A opção do Ministério, presente na Lei, recomenda um monitoramento de atividades, de ações e não de resultados. O fato de tudo estar amarrado em atestes e relatórios tira o foco do principal que seria o quanto aquela família melhorou na questão da água, do solo, da alimentação e não, somente, em quantas reuniões, intercâmbios ou visitas ela participou.

Uma das formas de monitorar as ações é através dos atestes para confirmação da prestação do serviço, feita através da assinatura de próprio punho dos beneficiários da chamada.

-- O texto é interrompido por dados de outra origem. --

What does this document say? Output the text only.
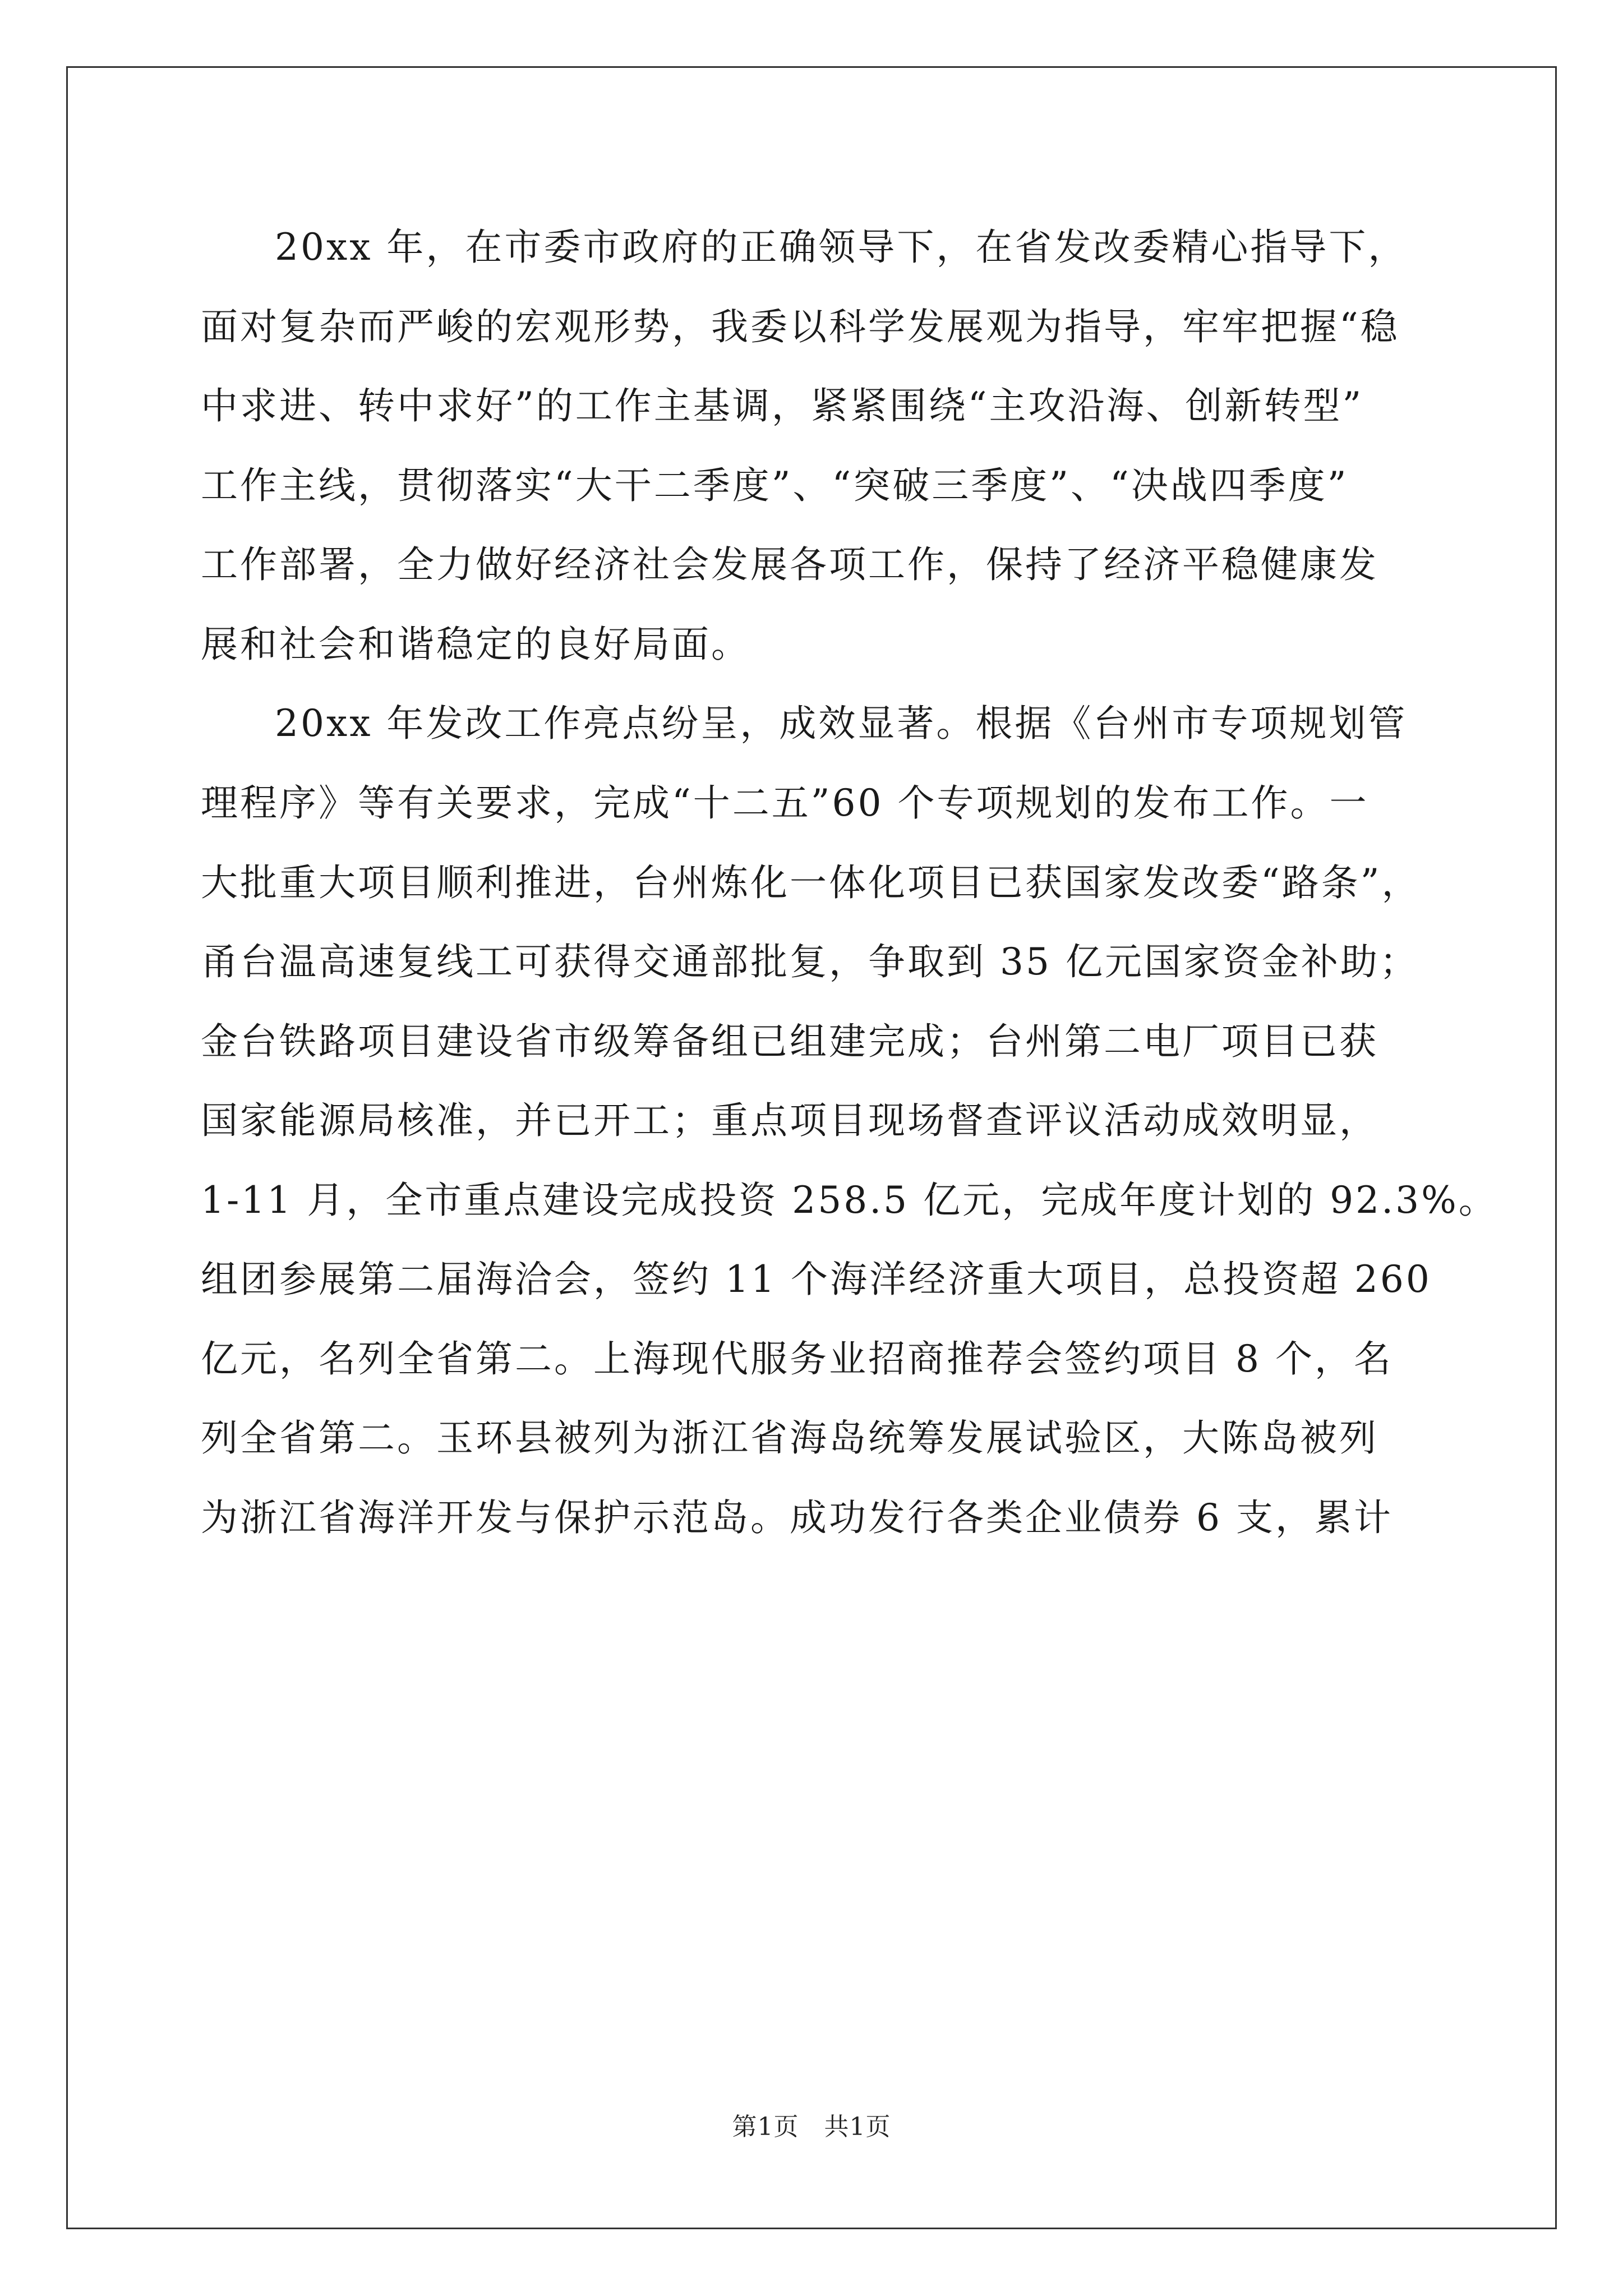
20xx 年，在市委市政府的正确领导下，在省发改委精心指导下，
面对复杂而严峻的宏观形势，我委以科学发展观为指导，牢牢把握“稳
中求进、转中求好”的工作主基调，紧紧围绕“主攻沿海、创新转型”
工作主线，贯彻落实“大干二季度”、“突破三季度”、“决战四季度”
工作部署，全力做好经济社会发展各项工作，保持了经济平稳健康发
展和社会和谐稳定的良好局面。
20xx 年发改工作亮点纷呈，成效显著。根据《台州市专项规划管
理程序》等有关要求，完成“十二五”60 个专项规划的发布工作。一
大批重大项目顺利推进，台州炼化一体化项目已获国家发改委“路条”，
甬台温高速复线工可获得交通部批复，争取到 35 亿元国家资金补助；
金台铁路项目建设省市级筹备组已组建完成；台州第二电厂项目已获
国家能源局核准，并已开工；重点项目现场督查评议活动成效明显，
1-11 月，全市重点建设完成投资 258.5 亿元，完成年度计划的 92.3%。
组团参展第二届海洽会，签约 11 个海洋经济重大项目，总投资超 260
亿元，名列全省第二。上海现代服务业招商推荐会签约项目 8 个，名
列全省第二。玉环县被列为浙江省海岛统筹发展试验区，大陈岛被列
为浙江省海洋开发与保护示范岛。成功发行各类企业债券 6 支，累计
第1页 共1页
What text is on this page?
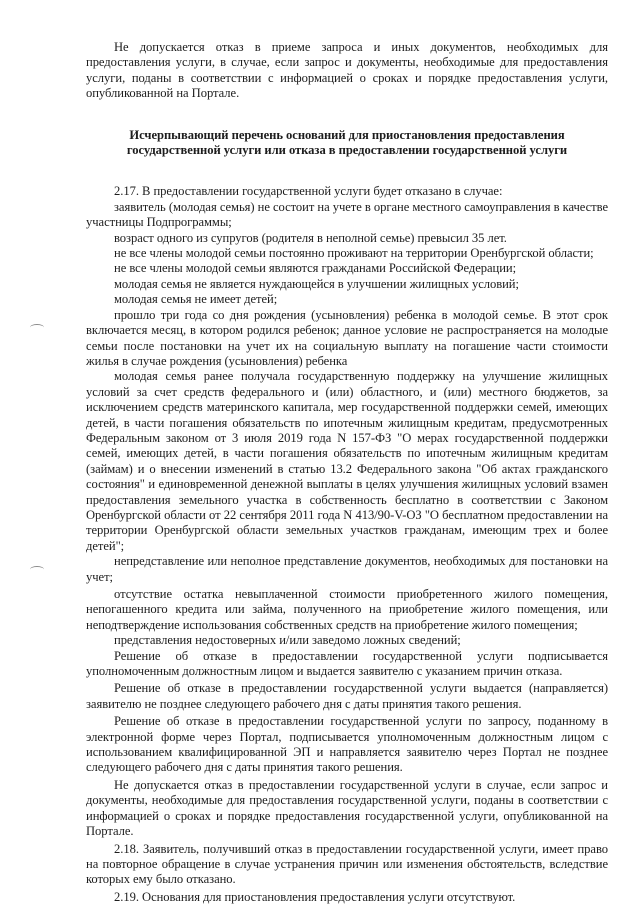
Не допускается отказ в приеме запроса и иных документов, необходимых для предоставления услуги, в случае, если запрос и документы, необходимые для предоставления услуги, поданы в соответствии с информацией о сроках и порядке предоставления услуги, опубликованной на Портале.

Исчерпывающий перечень оснований для приостановления предоставления
государственной услуги или отказа в предоставлении государственной услуги

2.17. В предоставлении государственной услуги будет отказано в случае:

заявитель (молодая семья) не состоит на учете в органе местного самоуправления в качестве участницы Подпрограммы;

возраст одного из супругов (родителя в неполной семье) превысил 35 лет.

не все члены молодой семьи постоянно проживают на территории Оренбургской области;

не все члены молодой семьи являются гражданами Российской Федерации;

молодая семья не является нуждающейся в улучшении жилищных условий;

молодая семья не имеет детей;

прошло три года со дня рождения (усыновления) ребенка в молодой семье. В этот срок включается месяц, в котором родился ребенок; данное условие не распространяется на молодые семьи после постановки на учет их на социальную выплату на погашение части стоимости жилья в случае рождения (усыновления) ребенка

молодая семья ранее получала государственную поддержку на улучшение жилищных условий за счет средств федерального и (или) областного, и (или) местного бюджетов, за исключением средств материнского капитала, мер государственной поддержки семей, имеющих детей, в части погашения обязательств по ипотечным жилищным кредитам, предусмотренных Федеральным законом от 3 июля 2019 года N 157-ФЗ "О мерах государственной поддержки семей, имеющих детей, в части погашения обязательств по ипотечным жилищным кредитам (займам) и о внесении изменений в статью 13.2 Федерального закона "Об актах гражданского состояния" и единовременной денежной выплаты в целях улучшения жилищных условий взамен предоставления земельного участка в собственность бесплатно в соответствии с Законом Оренбургской области от 22 сентября 2011 года N 413/90-V-ОЗ "О бесплатном предоставлении на территории Оренбургской области земельных участков гражданам, имеющим трех и более детей";

непредставление или неполное представление документов, необходимых для постановки на учет;

отсутствие остатка невыплаченной стоимости приобретенного жилого помещения, непогашенного кредита или займа, полученного на приобретение жилого помещения, или неподтверждение использования собственных средств на приобретение жилого помещения;

представления недостоверных и/или заведомо ложных сведений;

Решение об отказе в предоставлении государственной услуги подписывается уполномоченным должностным лицом и выдается заявителю с указанием причин отказа.

Решение об отказе в предоставлении государственной услуги выдается (направляется) заявителю не позднее следующего рабочего дня с даты принятия такого решения.

Решение об отказе в предоставлении государственной услуги по запросу, поданному в электронной форме через Портал, подписывается уполномоченным должностным лицом с использованием квалифицированной ЭП и направляется заявителю через Портал не позднее следующего рабочего дня с даты принятия такого решения.

Не допускается отказ в предоставлении государственной услуги в случае, если запрос и документы, необходимые для предоставления государственной услуги, поданы в соответствии с информацией о сроках и порядке предоставления государственной услуги, опубликованной на Портале.

2.18. Заявитель, получивший отказ в предоставлении государственной услуги, имеет право на повторное обращение в случае устранения причин или изменения обстоятельств, вследствие которых ему было отказано.

2.19. Основания для приостановления предоставления услуги отсутствуют.
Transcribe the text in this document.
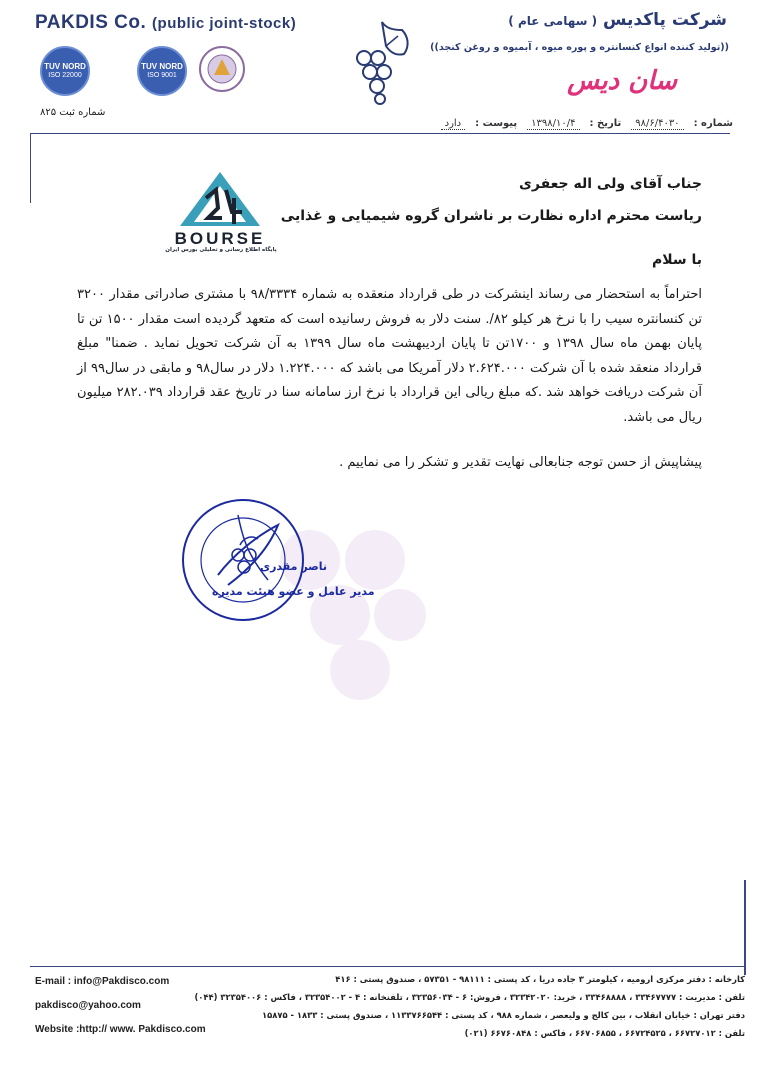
PAKDIS Co. (public joint-stock)
TUV NORD
ISO 22000
TUV NORD
ISO 9001
شماره ثبت ۸۲۵
شرکت پاکدیس ( سهامی عام )
((تولید کننده انواع کنسانتره و پوره میوه ، آبمیوه و روغن کنجد))
سان دیس
شماره :
۹۸/۶/۴۰۳۰
تاریخ :
۱۳۹۸/۱۰/۴
پیوست :
دارد
BOURSE
پایگاه اطلاع رسانی و تحلیلی بورس ایران
جناب آقای ولی اله جعفری
ریاست محترم اداره نظارت بر ناشران گروه شیمیایی و غذایی
با سلام
احتراماً به استحضار می رساند اینشرکت در طی قرارداد منعقده به شماره ۹۸/۳۳۳۴ با مشتری صادراتی مقدار ۳۲۰۰ تن کنسانتره سیب را با نرخ هر کیلو ۸۲/. سنت دلار به فروش رسانیده است که متعهد گردیده است مقدار ۱۵۰۰ تن تا پایان بهمن ماه سال ۱۳۹۸ و ۱۷۰۰تن تا پایان اردیبهشت ماه سال ۱۳۹۹ به آن شرکت تحویل نماید . ضمنا" مبلغ قرارداد منعقد شده با آن شرکت ۲.۶۲۴.۰۰۰ دلار آمریکا می باشد که ۱.۲۲۴.۰۰۰ دلار در سال۹۸ و مابقی در سال۹۹ از آن شرکت دریافت خواهد شد .که مبلغ ریالی این قرارداد با نرخ ارز سامانه سنا در تاریخ عقد قرارداد ۲۸۲.۰۳۹ میلیون ریال می باشد.
پیشاپیش از حسن توجه جنابعالی نهایت تقدیر و تشکر را می نماییم .
ناصر مقدری
مدیر عامل و عضو هیئت مدیره
E-mail : info@Pakdisco.com
pakdisco@yahoo.com
Website :http:// www. Pakdisco.com
کارخانه : دفتر مرکزی ارومیه ، کیلومتر ۳ جاده دریا ، کد پستی : ۹۸۱۱۱ - ۵۷۳۵۱ ، صندوق پستی : ۴۱۶
تلفن : مدیریت : ۳۳۴۶۷۷۷۷ ، ۳۳۴۶۸۸۸۸ ، خرید: ۳۲۳۴۲۰۲۰ ، فروش: ۶ - ۳۲۳۵۶۰۳۴ ، تلفنخانه : ۴ - ۳۲۳۵۴۰۰۲ ، فاکس : ۳۲۳۵۴۰۰۶ (۰۴۴)
دفتر تهران : خیابان انقلاب ، بین کالج و ولیعصر ، شماره ۹۸۸ ، کد پستی : ۱۱۳۳۷۶۶۵۴۴ ، صندوق پستی : ۱۸۳۳ - ۱۵۸۷۵
تلفن : ۶۶۷۲۷۰۱۲ ، ۶۶۷۲۴۵۲۵ ، ۶۶۷۰۶۸۵۵ ، فاکس : ۶۶۷۶۰۸۴۸ (۰۲۱)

Esta forma coloca uma enorme massa de trabalho burocrático tanto para os técnicos como para os fiscais, sem comprovar a eficácia da atividade em questão. Além disso, o número de fiscais contratados pelo MDA/Dater é muito pequeno, retardando demasiadamente, a vistoria fiscalizatória.

Outra inconsequência da política que atrasa procedimentos, são as divergências operacionais entre os fiscais que estão nos estados e as chefias de comando em Brasília, retardando o processo de averiguação das ações executadas e, consequentemente, o atraso do reembolso para as prestadoras dos serviços. Por conta desses entraves, houve chamadas com mais de nove meses de atraso no pagamento das ações de campo (COOPERIGUAÇU, RELATÓRIOS DA CHAMADA DE ATER DO MDA - VALE DO RIBEIRA, 2011 e 2012).